|The Grand National – Longshots|
A more normal service was resumed last year when the John Smith's Grand National was won by the gambled on Don't Push It, who was punted into favouritism or more correctly joint-favourite on the morning of the race, the gamble becoming a public one as the day wore on. This came a year after the 2009 Grand National produced a 100/1 winner in the shape of Mon Mome, the fifth such winner at those odds in the history of the race and currently the biggest odds that any winner has been returned at. Those looking at the Grand National betting offers shouldn't expect another big-priced winner.
Mon Mome's victory saw jockey Liam Treadwell who was only standing in for the ride due to an injury to the horses regular jockey Aiden Coleman ride a National winner on his debut ride in the race and the horse hadn't attracted many Grand National bets. It was also notable for the fact that it saw the second woman train a Grand National winner with Venetia Williams following in the footsteps of Jenny Pitman.

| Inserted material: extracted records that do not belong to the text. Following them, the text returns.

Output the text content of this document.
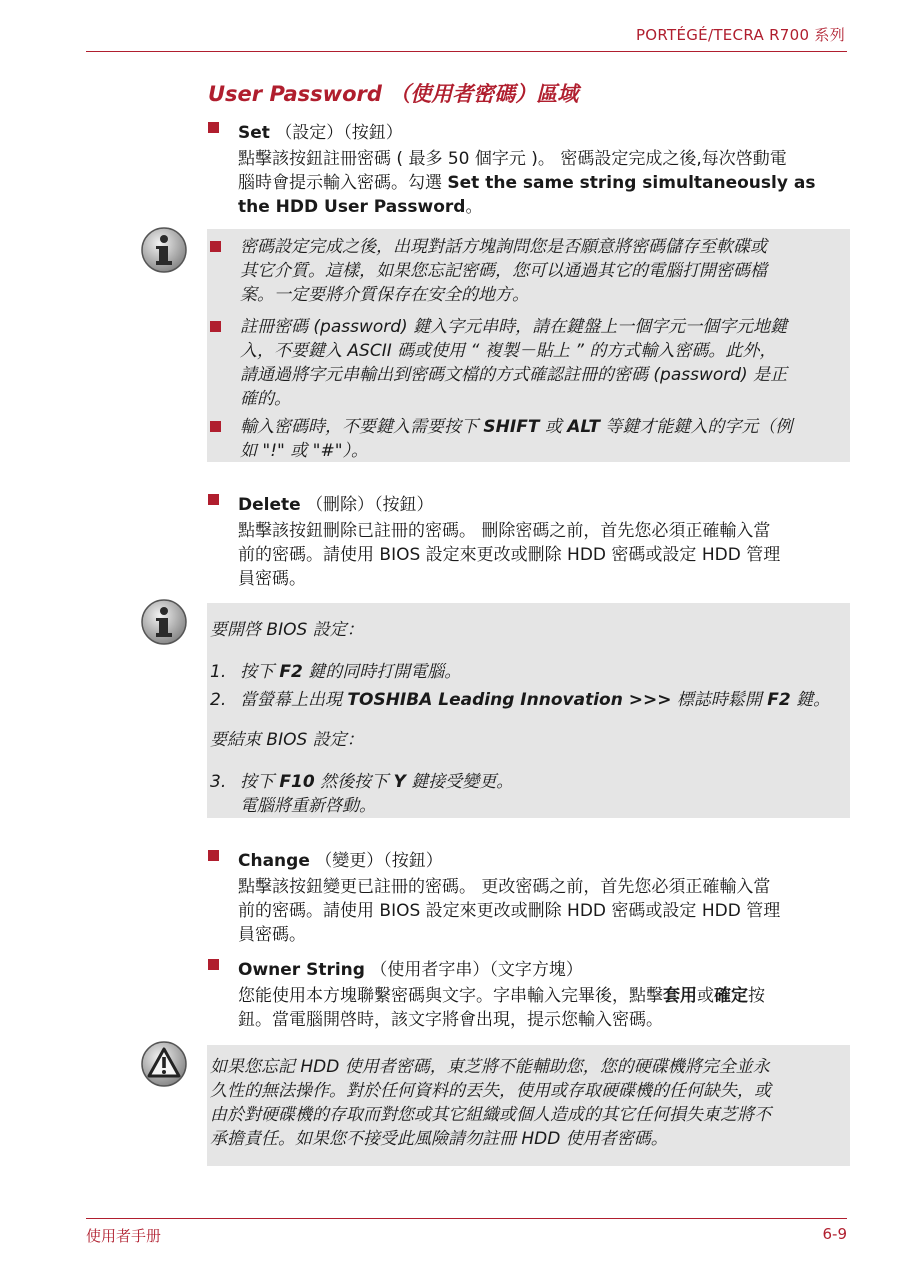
PORTÉGÉ/TECRA R700 系列
User Password （使用者密碼）區域
Set （設定）（按鈕）
點擊該按鈕註冊密碼 ( 最多 50 個字元 )。 密碼設定完成之後,每次啓動電
腦時會提示輸入密碼。勾選 Set the same string simultaneously as
the HDD User Password。
密碼設定完成之後，出現對話方塊詢問您是否願意將密碼儲存至軟碟或
其它介質。這樣，如果您忘記密碼，您可以通過其它的電腦打開密碼檔
案。一定要將介質保存在安全的地方。
註冊密碼 (password) 鍵入字元串時，請在鍵盤上一個字元一個字元地鍵
入，不要鍵入 ASCII 碼或使用 “ 複製－貼上 ” 的方式輸入密碼。此外，
請通過將字元串輸出到密碼文檔的方式確認註冊的密碼 (password) 是正
確的。
輸入密碼時，不要鍵入需要按下 SHIFT 或 ALT 等鍵才能鍵入的字元（例
如 "!" 或 "#"）。
Delete （刪除）（按鈕）
點擊該按鈕刪除已註冊的密碼。 刪除密碼之前，首先您必須正確輸入當
前的密碼。請使用 BIOS 設定來更改或刪除 HDD 密碼或設定 HDD 管理
員密碼。
要開啓 BIOS 設定：
1. 按下 F2 鍵的同時打開電腦。
2. 當螢幕上出現 TOSHIBA Leading Innovation >>> 標誌時鬆開 F2 鍵。
要結束 BIOS 設定：
3. 按下 F10 然後按下 Y 鍵接受變更。
電腦將重新啓動。
Change （變更）（按鈕）
點擊該按鈕變更已註冊的密碼。 更改密碼之前，首先您必須正確輸入當
前的密碼。請使用 BIOS 設定來更改或刪除 HDD 密碼或設定 HDD 管理
員密碼。
Owner String （使用者字串）（文字方塊）
您能使用本方塊聯繫密碼與文字。字串輸入完畢後，點擊套用或確定按
鈕。當電腦開啓時，該文字將會出現，提示您輸入密碼。
如果您忘記 HDD 使用者密碼，東芝將不能輔助您，您的硬碟機將完全並永
久性的無法操作。對於任何資料的丟失，使用或存取硬碟機的任何缺失，或
由於對硬碟機的存取而對您或其它組織或個人造成的其它任何損失東芝將不
承擔責任。如果您不接受此風險請勿註冊 HDD 使用者密碼。
使用者手册	6-9
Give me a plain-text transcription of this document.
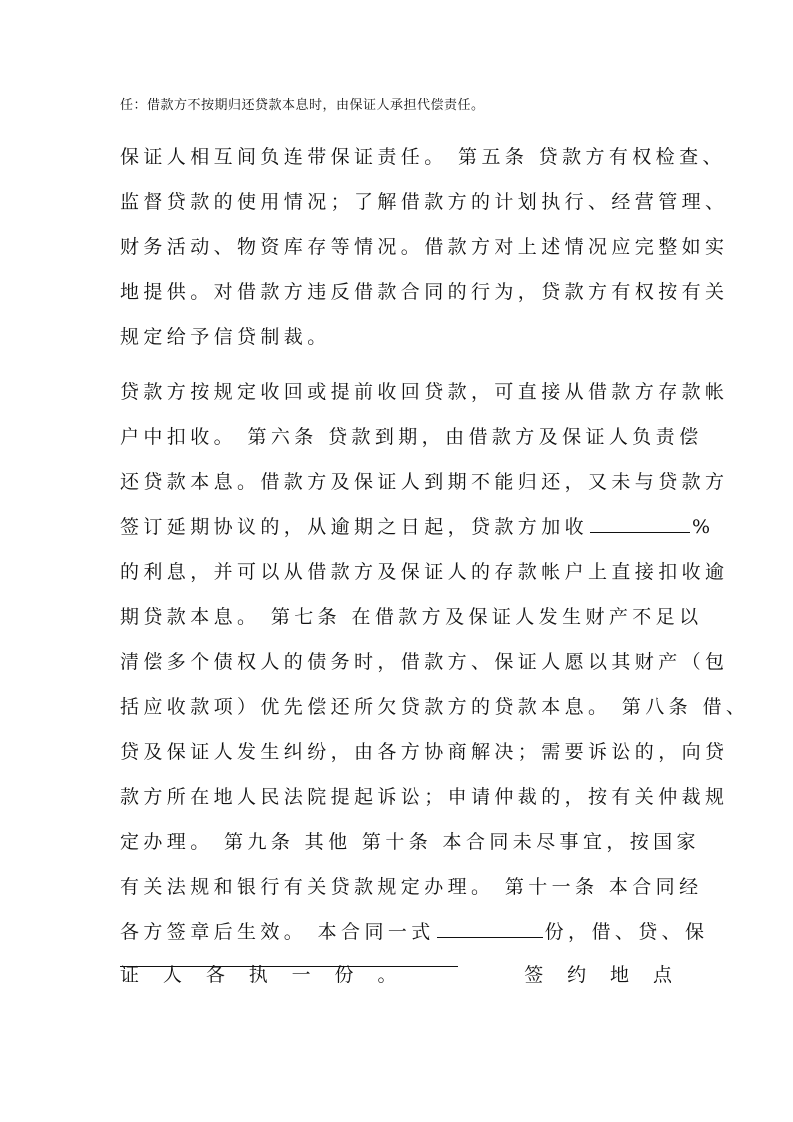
任：借款方不按期归还贷款本息时，由保证人承担代偿责任。
保证人相互间负连带保证责任。 第五条 贷款方有权检查、
监督贷款的使用情况；了解借款方的计划执行、经营管理、
财务活动、物资库存等情况。借款方对上述情况应完整如实
地提供。对借款方违反借款合同的行为，贷款方有权按有关
规定给予信贷制裁。
贷款方按规定收回或提前收回贷款，可直接从借款方存款帐
户中扣收。 第六条 贷款到期，由借款方及保证人负责偿
还贷款本息。借款方及保证人到期不能归还，又未与贷款方
签订延期协议的，从逾期之日起，贷款方加收	%
的利息，并可以从借款方及保证人的存款帐户上直接扣收逾
期贷款本息。 第七条 在借款方及保证人发生财产不足以
清偿多个债权人的债务时，借款方、保证人愿以其财产（包
括应收款项）优先偿还所欠贷款方的贷款本息。 第八条 借、
贷及保证人发生纠纷，由各方协商解决；需要诉讼的，向贷
款方所在地人民法院提起诉讼；申请仲裁的，按有关仲裁规
定办理。 第九条 其他 第十条 本合同未尽事宜，按国家
有关法规和银行有关贷款规定办理。 第十一条 本合同经
各方签章后生效。 本合同一式	份，借、贷、保
证 人 各 执 一 份 。	签 约 地 点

The previous 100/1 winner had come in 1967 via Foinavon who won in dramatic circumstances – minding his own business at the back of the field he was suddenly thrown into the limelight and the lead due to a mass pile-up and was the only horse to negotiate the 23rd fence successfully. Others remounted and tried to catch him but that proved to be in vain and Foinavon became the races fourth 100/1 winner of the race. His achievements were eventually recognised by the racecourse executive who named the fence – incidentally the smallest on the course – after him.
It took until 1928 for the first triple digit winner to be returned when Tipperary Tim overcame atrocious conditions and 41 rivals to come home as the race's first 100/1 winner – that was a year that only two runners finished the course. The story was repeated the next year as punters were dealt another body blow this time The Gregalach emerged triumphant, his price best explained by the fact that he fell in a race at Sandown just eight days before his victory at Aintree.
Caughoo took the race in somewhat controversial circumstances in 1947 to complete the fivefold of 100/1 winners – there were suggestions that Caughoo had not completed the necessary distance but this was disproved in later years and his win appeared to be legitimate after all.
In recent years events have swung the punters way but always beware of the longshot in the National but with only five at 100/1 so far, they are thankfully a rare occurrence from a punters point of view unless you have backed them of course.